Deux modèles européens qui structurent la réforme

À travers l’Europe, certains pays ont fait le choix d’un envoi des factures via une plateforme ou une infrastructure centralisée. C’est le cas de l’Italie avec sa plateforme SDI, de la Pologne avec KSeF, mais aussi de la France avec le modèle des Plateformes Agréées. Dans ce système, l’État reçoit une copie des factures échangées entre entreprises, ce qui facilite notamment le contrôle de la TVA et renforce la transparence des flux économiques.

L’exemple italien est souvent cité à ce titre. Le système SDI a permis à l’État italien de récupérer entre 2 et 4 milliards d’euros de TVA supplémentaires par an dans les premières années suivant sa mise en place. Au-delà de l’enjeu fiscal, ce modèle a également contribué à structurer les échanges électroniques entre entreprises et à accélérer l’automatisation des processus comptables.

À l’inverse, d’autres pays comme la Belgique et l’Allemagne privilégient une approche différente. Les autorités y imposent l’utilisation de formats de factures normalisés, mais sans exiger la transmission d’une copie systématique à l’administration. Dans ce modèle, les factures sont directement échangées entre le fournisseur et son client. L’objectif reste néanmoins similaire : standardiser les échanges pour simplifier et automatiser les contrôles, tout en améliorant la qualité des données financières.

Les difficultés d’une transformation sous-estimée

L’expérience européenne montre également que la mise en œuvre de la facturation électronique peut s’avérer plus complexe que prévu. Dans plusieurs pays, les premières phases de déploiement ont révélé des difficultés opérationnelles pour les entreprises, notamment les PME.

Formats techniques, interopérabilité des systèmes, adaptation des logiciels comptables ou encore organisation interne : la transition vers la facturation électronique implique souvent de repenser l’ensemble de la chaîne de traitement des dépenses et des recettes.

Dans les pays qui ont déjà avancé sur le sujet, certaines entreprises ont dû adapter rapidement leurs systèmes pour répondre aux exigences techniques et réglementaires.
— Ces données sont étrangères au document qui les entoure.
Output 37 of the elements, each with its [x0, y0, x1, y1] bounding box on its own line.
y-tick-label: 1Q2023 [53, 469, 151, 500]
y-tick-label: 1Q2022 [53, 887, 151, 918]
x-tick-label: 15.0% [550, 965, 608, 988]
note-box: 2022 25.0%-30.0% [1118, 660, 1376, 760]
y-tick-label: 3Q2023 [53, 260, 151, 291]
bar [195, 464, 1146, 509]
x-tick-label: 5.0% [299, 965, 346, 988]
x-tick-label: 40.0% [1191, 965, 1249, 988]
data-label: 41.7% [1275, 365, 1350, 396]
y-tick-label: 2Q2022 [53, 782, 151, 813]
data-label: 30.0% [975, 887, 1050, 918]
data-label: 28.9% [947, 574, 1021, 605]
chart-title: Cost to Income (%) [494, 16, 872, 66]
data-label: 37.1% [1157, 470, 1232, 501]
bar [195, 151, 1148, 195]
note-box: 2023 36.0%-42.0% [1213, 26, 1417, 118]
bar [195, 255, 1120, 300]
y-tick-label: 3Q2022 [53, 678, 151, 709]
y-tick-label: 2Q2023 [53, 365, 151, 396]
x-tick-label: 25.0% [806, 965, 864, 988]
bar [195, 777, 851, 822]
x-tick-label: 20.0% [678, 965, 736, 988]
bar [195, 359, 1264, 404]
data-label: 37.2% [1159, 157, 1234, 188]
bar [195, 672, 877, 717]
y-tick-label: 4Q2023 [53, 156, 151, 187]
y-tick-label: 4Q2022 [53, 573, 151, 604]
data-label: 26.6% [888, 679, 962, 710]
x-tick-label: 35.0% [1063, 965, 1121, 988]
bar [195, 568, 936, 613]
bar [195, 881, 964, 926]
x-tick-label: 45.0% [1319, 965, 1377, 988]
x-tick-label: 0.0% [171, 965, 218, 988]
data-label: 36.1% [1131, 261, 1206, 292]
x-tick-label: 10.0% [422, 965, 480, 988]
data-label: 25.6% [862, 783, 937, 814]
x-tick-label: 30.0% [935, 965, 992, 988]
Cette phase d’ajustement met en évidence un point clé : la réussite de la réforme dépend largement du niveau de préparation des organisations.
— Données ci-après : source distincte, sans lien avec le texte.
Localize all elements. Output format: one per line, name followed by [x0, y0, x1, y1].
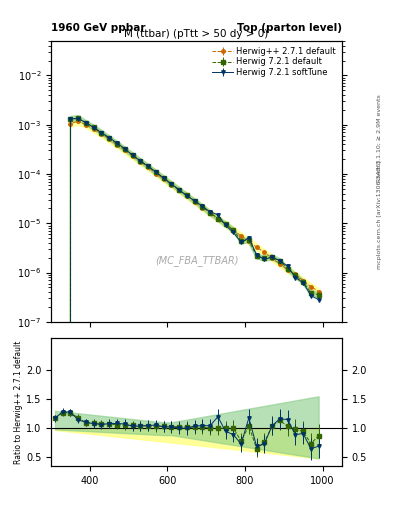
Y-axis label: Ratio to Herwig++ 2.7.1 default: Ratio to Herwig++ 2.7.1 default — [14, 340, 23, 464]
Text: Rivet 3.1.10; ≥ 2.9M events: Rivet 3.1.10; ≥ 2.9M events — [377, 94, 382, 182]
Text: Top (parton level): Top (parton level) — [237, 23, 342, 33]
Title: M (ttbar) (pTtt > 50 dy > 0): M (ttbar) (pTtt > 50 dy > 0) — [124, 29, 269, 39]
Text: 1960 GeV ppbar: 1960 GeV ppbar — [51, 23, 145, 33]
Text: mcplots.cern.ch [arXiv:1306.3436]: mcplots.cern.ch [arXiv:1306.3436] — [377, 161, 382, 269]
Legend: Herwig++ 2.7.1 default, Herwig 7.2.1 default, Herwig 7.2.1 softTune: Herwig++ 2.7.1 default, Herwig 7.2.1 def… — [211, 45, 338, 79]
Text: (MC_FBA_TTBAR): (MC_FBA_TTBAR) — [155, 254, 238, 266]
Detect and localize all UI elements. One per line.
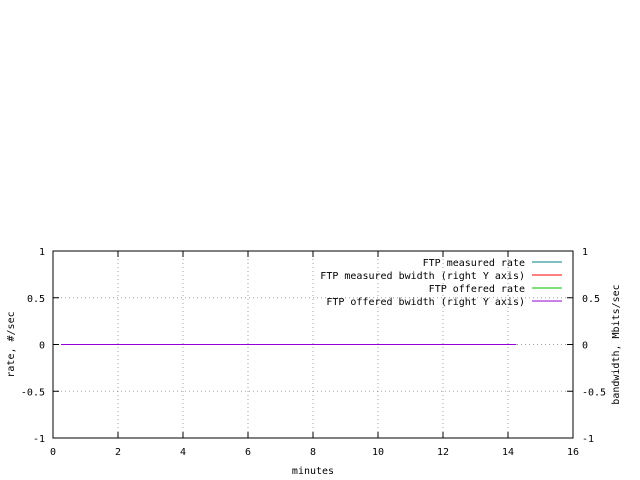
x-tick-label: 2 [115, 447, 121, 458]
y-tick-label: -0.5 [21, 387, 45, 398]
y-tick-label: 0 [39, 341, 45, 352]
y2-axis-label: bandwidth, Mbits/sec [611, 284, 622, 404]
x-tick-label: 12 [437, 447, 449, 458]
x-axis-label: minutes [292, 466, 334, 477]
x-tick-label: 10 [372, 447, 384, 458]
y2-tick-label: 0.5 [582, 294, 600, 305]
legend-label: FTP measured bwidth (right Y axis) [320, 271, 525, 282]
y2-tick-label: 1 [582, 247, 588, 258]
legend-label: FTP measured rate [423, 258, 525, 269]
y-tick-label: 1 [39, 247, 45, 258]
legend-label: FTP offered rate [429, 284, 525, 295]
x-tick-label: 0 [50, 447, 56, 458]
y-tick-label: 0.5 [27, 294, 45, 305]
y-axis-label: rate, #/sec [6, 311, 17, 377]
y2-tick-label: -1 [582, 434, 594, 445]
x-tick-label: 8 [310, 447, 316, 458]
legend-label: FTP offered bwidth (right Y axis) [326, 297, 525, 308]
y2-tick-label: -0.5 [582, 387, 606, 398]
x-tick-label: 4 [180, 447, 186, 458]
x-tick-label: 6 [245, 447, 251, 458]
x-tick-label: 16 [567, 447, 579, 458]
y-tick-label: -1 [33, 434, 45, 445]
x-tick-label: 14 [502, 447, 514, 458]
y2-tick-label: 0 [582, 341, 588, 352]
ticks: 0 2 4 6 8 10 12 14 16-1-0.500.51-1-0.500.51 [21, 247, 606, 458]
legend: FTP measured rate FTP measured bwidth (ri… [320, 258, 562, 308]
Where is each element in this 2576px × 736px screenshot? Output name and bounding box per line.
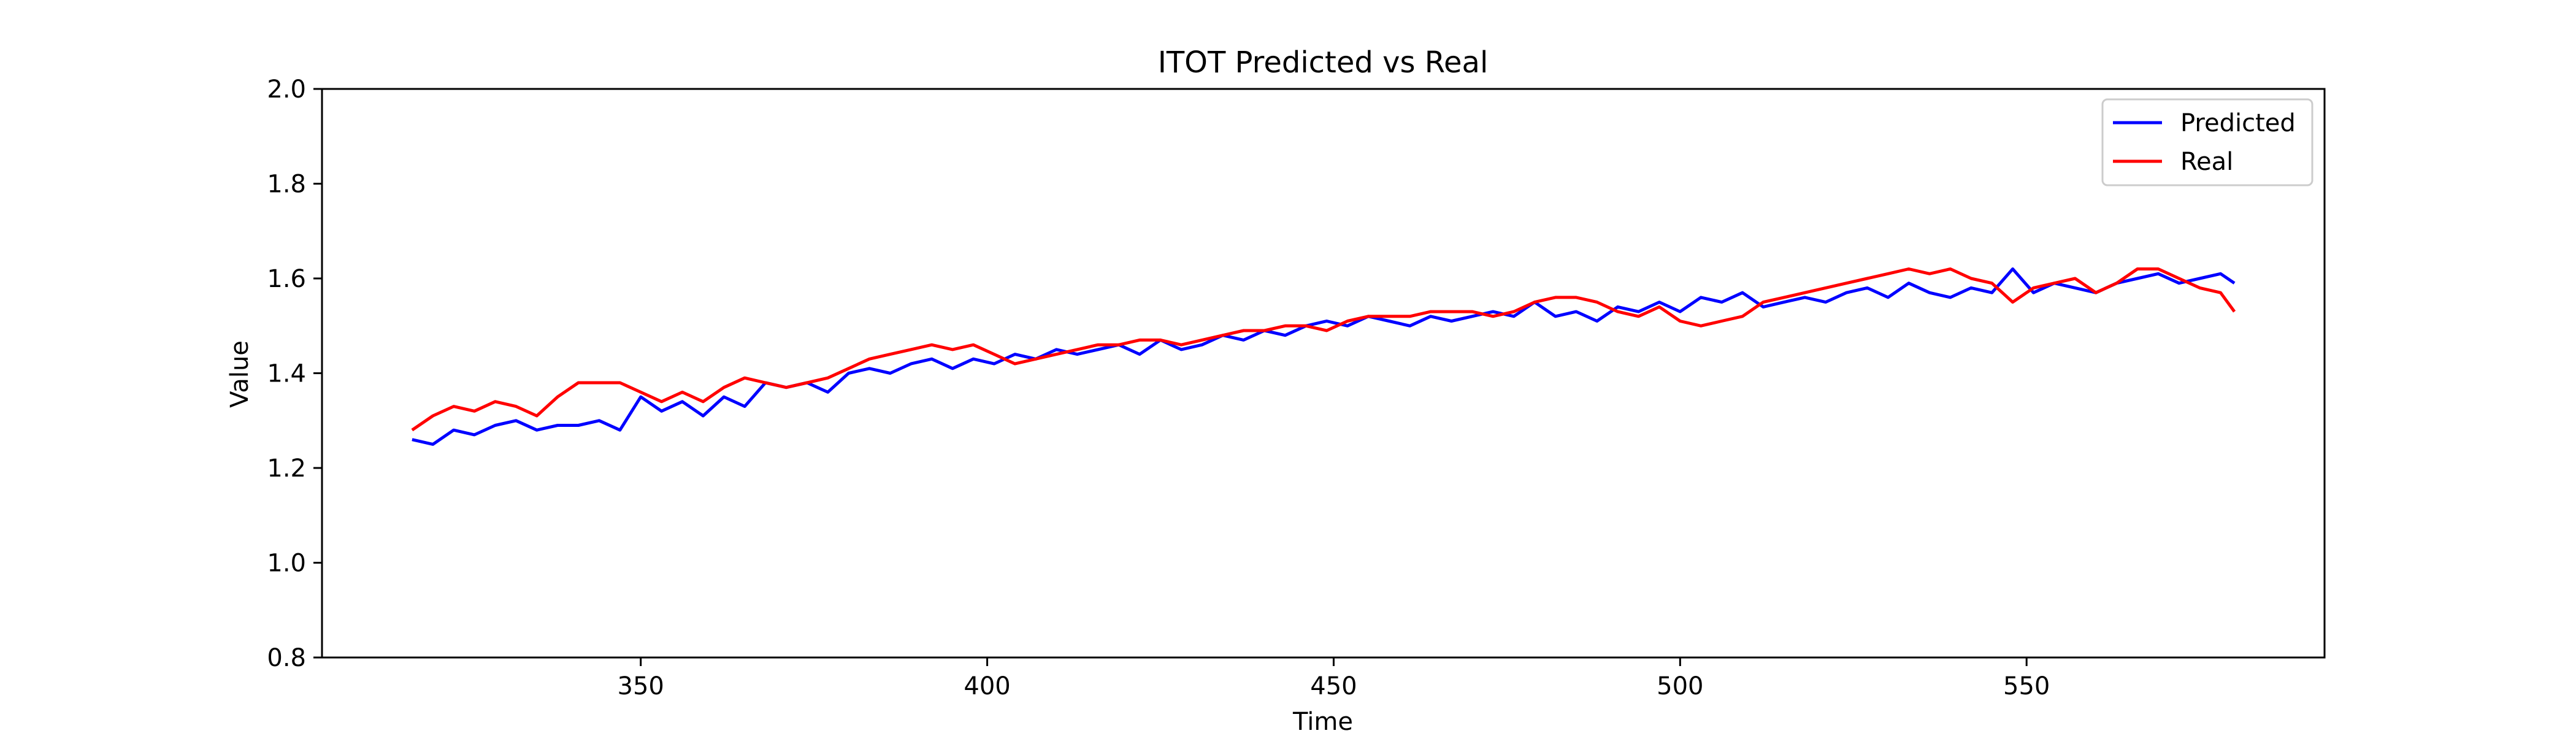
legend-label-real: Real bbox=[2180, 148, 2233, 176]
x-tick-label: 550 bbox=[2003, 672, 2050, 700]
y-tick-label: 1.2 bbox=[267, 454, 306, 483]
x-tick-label: 350 bbox=[618, 672, 664, 700]
y-axis-label: Value bbox=[226, 340, 254, 408]
series-line-predicted bbox=[412, 267, 2236, 446]
chart-title: ITOT Predicted vs Real bbox=[1158, 45, 1489, 80]
y-tick-label: 1.8 bbox=[267, 171, 306, 199]
plot-lines bbox=[411, 267, 2236, 446]
x-tick-label: 500 bbox=[1657, 672, 1703, 700]
legend: Predicted Real bbox=[2101, 98, 2313, 186]
y-tick-label: 0.8 bbox=[267, 644, 306, 672]
y-tick-label: 1.0 bbox=[267, 550, 306, 578]
series-line-real bbox=[411, 267, 2236, 432]
x-tick-label: 450 bbox=[1310, 672, 1357, 700]
y-tick-label: 1.6 bbox=[267, 265, 306, 293]
x-axis: 350 400 450 500 550 bbox=[618, 657, 2050, 700]
y-axis: 0.8 1.0 1.2 1.4 1.6 1.8 2.0 bbox=[267, 75, 322, 672]
x-axis-label: Time bbox=[1292, 708, 1353, 736]
legend-box bbox=[2101, 98, 2313, 186]
y-tick-label: 2.0 bbox=[267, 75, 306, 104]
y-tick-label: 1.4 bbox=[267, 360, 306, 388]
x-tick-label: 400 bbox=[964, 672, 1010, 700]
legend-label-predicted: Predicted bbox=[2180, 109, 2296, 137]
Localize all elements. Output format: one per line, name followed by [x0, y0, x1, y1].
Au-delà de la facture, la transformation des processus financiers

L’un des enseignements majeurs des expériences européennes est que la facturation électronique dépasse largement le cadre de la seule facture. Elle s’inscrit dans un mouvement plus large de digitalisation de la chaîne financière.

La gestion des notes de frais, des justificatifs de dépenses, des flux de TVA ou encore des processus de validation interne se retrouve directement concernée par cette transformation. La facture devient un élément parmi d’autres dans un écosystème de données financières désormais interconnectées.

Pour les directions financières, l’enjeu n’est donc pas seulement de se mettre en conformité avec une obligation réglementaire. Il s’agit d’anticiper une évolution structurelle des pratiques de gestion, où l’automatisation des flux et l’intégration des outils deviennent des facteurs clés d’efficacité et de pilotage.

À l’approche de l’échéance française, les expériences observées dans plusieurs pays européens montrent que la réforme ne se limite pas à une obligation technique. Elle marque une évolution profonde de la gestion financière des entreprises. Pour celles qui s’y préparent dès maintenant, elle peut représenter une opportunité de modernisation. Pour les autres, elle risque de se traduire par une adaptation plus rapide et parfois plus contrainte dans les mois à venir.